Warum wird man Chef?

Oder anders formuliert: Warum gründet man und will Chef sein?

Ich erinnere mich an eine Situation es muss in der 5. oder 6. Klasse gewesen sein. Ich wurde nach meinem Traumberuf oder etwas ähnlichem gefragt und ich habe sehr detailliert geantwortet. Selbst heute kann ich das Bild, welches ich damals im Kopf hatte noch genau sehen. Meine Vorstellung war, dass ich Chefin eines Hotels bin. Dieses liegt in einem warmen Land nahe des Strandes und besitzt einen eigenen Pferdestall. Vielleicht habe ich mir diese Konstellation nur gewünscht, um morgens vor der Arbeit am Strand reiten zu können, ohne dass es jemand verbietet. Doch letztlich ist über all die Jahr immer die Vorstellung geblieben der Chef zu sein. Und seitdem meine Mutter und meine Schwiegermutter beide selbständig sind/waren, habe ich gesehen dass ich dafür nicht als angestellter Geschäftsführer aufsteigen muss, sondern es auch mit meinem Unternehmen erreichen kann.
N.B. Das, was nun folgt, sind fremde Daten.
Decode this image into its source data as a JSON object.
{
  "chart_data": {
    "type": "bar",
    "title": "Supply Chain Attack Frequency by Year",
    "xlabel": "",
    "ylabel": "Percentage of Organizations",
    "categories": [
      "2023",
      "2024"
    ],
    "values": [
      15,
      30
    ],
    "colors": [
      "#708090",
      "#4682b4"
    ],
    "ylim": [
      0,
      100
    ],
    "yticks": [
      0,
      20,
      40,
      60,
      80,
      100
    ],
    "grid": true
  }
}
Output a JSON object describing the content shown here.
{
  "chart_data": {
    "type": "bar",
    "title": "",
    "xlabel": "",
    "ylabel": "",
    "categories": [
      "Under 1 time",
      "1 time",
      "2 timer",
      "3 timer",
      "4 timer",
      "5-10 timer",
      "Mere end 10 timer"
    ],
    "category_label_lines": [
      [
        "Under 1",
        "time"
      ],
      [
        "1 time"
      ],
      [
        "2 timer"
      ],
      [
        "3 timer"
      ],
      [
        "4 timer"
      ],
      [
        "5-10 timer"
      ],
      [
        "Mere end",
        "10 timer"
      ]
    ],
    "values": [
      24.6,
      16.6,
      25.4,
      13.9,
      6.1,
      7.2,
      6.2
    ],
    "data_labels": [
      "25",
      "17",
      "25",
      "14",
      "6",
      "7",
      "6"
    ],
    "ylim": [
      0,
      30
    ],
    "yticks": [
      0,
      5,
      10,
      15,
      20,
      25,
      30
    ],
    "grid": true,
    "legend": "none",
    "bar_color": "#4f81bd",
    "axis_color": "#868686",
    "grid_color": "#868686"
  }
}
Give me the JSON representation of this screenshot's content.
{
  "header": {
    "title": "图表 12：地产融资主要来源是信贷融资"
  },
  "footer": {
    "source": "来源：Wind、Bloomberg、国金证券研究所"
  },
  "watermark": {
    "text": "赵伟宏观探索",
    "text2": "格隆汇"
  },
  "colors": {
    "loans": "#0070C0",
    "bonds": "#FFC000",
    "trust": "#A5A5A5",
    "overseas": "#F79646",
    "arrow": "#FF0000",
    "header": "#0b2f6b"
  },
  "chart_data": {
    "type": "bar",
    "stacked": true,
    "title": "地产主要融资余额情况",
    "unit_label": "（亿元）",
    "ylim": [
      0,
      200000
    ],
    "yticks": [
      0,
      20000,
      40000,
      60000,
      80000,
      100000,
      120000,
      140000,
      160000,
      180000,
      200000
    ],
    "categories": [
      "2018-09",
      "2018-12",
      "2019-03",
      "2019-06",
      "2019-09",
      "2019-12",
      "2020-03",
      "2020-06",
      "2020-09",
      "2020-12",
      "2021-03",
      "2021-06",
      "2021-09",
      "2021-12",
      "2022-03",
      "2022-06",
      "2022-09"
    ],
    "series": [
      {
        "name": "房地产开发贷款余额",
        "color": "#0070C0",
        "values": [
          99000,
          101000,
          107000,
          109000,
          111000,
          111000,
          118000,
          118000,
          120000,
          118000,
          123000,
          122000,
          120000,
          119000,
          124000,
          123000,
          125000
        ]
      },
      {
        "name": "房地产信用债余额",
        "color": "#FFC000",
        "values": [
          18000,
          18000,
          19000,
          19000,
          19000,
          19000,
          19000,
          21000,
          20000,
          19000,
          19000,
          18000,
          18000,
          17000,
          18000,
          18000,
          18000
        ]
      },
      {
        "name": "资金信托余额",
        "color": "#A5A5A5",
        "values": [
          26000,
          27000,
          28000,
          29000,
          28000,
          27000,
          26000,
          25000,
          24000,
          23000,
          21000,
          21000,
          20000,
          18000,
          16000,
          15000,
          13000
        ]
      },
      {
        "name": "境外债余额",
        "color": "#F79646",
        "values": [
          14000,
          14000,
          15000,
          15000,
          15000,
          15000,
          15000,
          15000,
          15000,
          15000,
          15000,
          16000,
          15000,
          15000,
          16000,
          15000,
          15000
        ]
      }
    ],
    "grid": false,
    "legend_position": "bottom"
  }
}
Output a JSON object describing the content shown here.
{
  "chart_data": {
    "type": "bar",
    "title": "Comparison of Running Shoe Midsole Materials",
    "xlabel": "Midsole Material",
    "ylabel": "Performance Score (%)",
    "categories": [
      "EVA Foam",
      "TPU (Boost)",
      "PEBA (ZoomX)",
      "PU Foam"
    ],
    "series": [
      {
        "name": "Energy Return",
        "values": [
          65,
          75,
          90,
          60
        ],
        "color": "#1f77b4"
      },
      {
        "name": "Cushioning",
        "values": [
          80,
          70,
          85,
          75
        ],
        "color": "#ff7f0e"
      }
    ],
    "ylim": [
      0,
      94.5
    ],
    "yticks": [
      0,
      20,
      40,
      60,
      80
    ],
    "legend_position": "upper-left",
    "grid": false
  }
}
Viele Menschen denen ich in meinem Leben bisher begegnet bin, haben gesagt: „Ich beneide dich, dass du so mutig bist, dich selbständig zu machen.“ Ich kann sehr gut verstehen was sie mit mutig meinten. Man gibt ein großes Sicherheitsnetz/-gefühl auf, weil man eben selbst für das Einkommen verantwortlich ist und nicht am Ende des Monat einen Gehaltsscheck bekommt. Doch ganz ehrlich: Ich bin der Meinung auch Mitarbeiter sind für ihr Einkommen verantwortlich. Denn nur wenn Sie ihre Arbeit gut erledigen, verdient die Firma damit Geld und kann Gehaltsschecks ausstellen. Und wegen dieser Einstellung war der Weg für mich von einer Anstellung in die Selbständigkeit wohl nie so mutig, wie er für alle anderen immer wirkt.

Warum es bei mir aber schon so früh mit dem Wunsch nach dem Chefsein anfing, weiß ich nicht. Aber ich weiß, dass ich meinen bisherigen Chefs wohl keine gute Untergebene gewesen bin. Denn wirklich unterordnen konnte ich mich im Beruflichen von Anfang an nicht. Doch auch wenn das nicht funktioniert hat, war mir eins immer wichtig: Im Team gut zusammen zu arbeiten. Und das gilt auch heute noch oder besser gerade jetzt. Ich habe nämlich das erste Mal eine feste Angestellte – keine Honorarkraft und kein Familienmitglied – und bin gespannt, ob ich nicht nur Selbständig sein kann, sondern auch Chefin. Aber eins sind wir schon mal: Ein Team!

Auf diesem Weg: Herzlich Willkommen bei Strategie Zwo, Eileen Röhrig!